Going my way? Thoughtful steps toward strategic projects are a sure path to success.

Road sign

Answer these questions before starting any strategic communications project:

1. What is your existing messaging or positioning?

Include value proposition, feature/benefit language

2. Who is your primary audience and secondary audience? What is their intent?

This should contain summaries describing a typical target audience member, including what type of person they are, what their preferences are, and what they are intending to do when they experience your project.

3. What problem are you solving for those audiences? How do you know?

What does your primary audience want to accomplish and what’s in the way? How does your message remove those barriers? Do you know this empirically or anecdotally? Ideally, you should be able to reveal something about an audience problem that they themselves have not thought of before.

4. What are the key points that absolutely must be conveyed in the communication?

Avoid a comprehensive list and narrow down the focus on 3-4 key messages.

5. What are the established goals and/or outcomes for the project?

Ditto. Avoid a comprehensive list and narrow down the focus on 2-3 main goals.

6. What objectives will help you reach those goals?

What specific, tactical things are you going to do to achieve the goals?

7. What timing is involved? Is there a hard deadline? Is there enough time to achieve all of your goals?

Propose a start and end date, and benchmark dates in between for stakeholder sharing as well as production milestones. If you do not know an exact timeline, develop a rough estimate.

8. What measurements would be used to gauge success?

You can’t improve what you don’t measure. Establish key performance indicators (things to measure that provide insight, like social engagement), then measure progress toward the goals.

9. How will you resource and promote the program after launch, over time?

Finishing the project is just the beginning. Establish a plan for continued staffing and resourcing throughout the project lifecycle, including consistent promotions.

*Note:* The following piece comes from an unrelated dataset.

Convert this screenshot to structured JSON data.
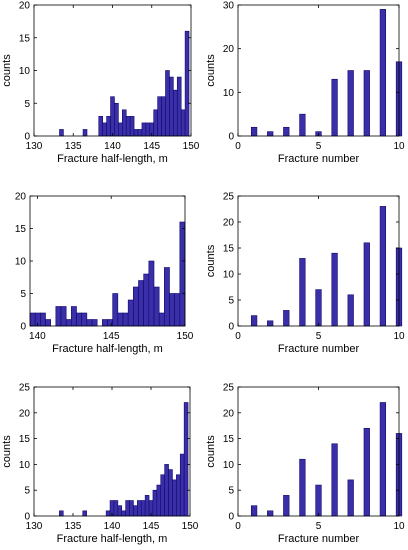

One good tool is a quarterly editorial calendar of timely promotional messaging.

10. How does the project support the overall brand tone, manner, and visual identity?

The proliferation of discordant messaging, logos, and visual identity elements inhibits good communication outcomes. Make sure everything you’re saying and showing ladders up directly to the top -level brand promise. Disciplined communications means more clarity for your audience.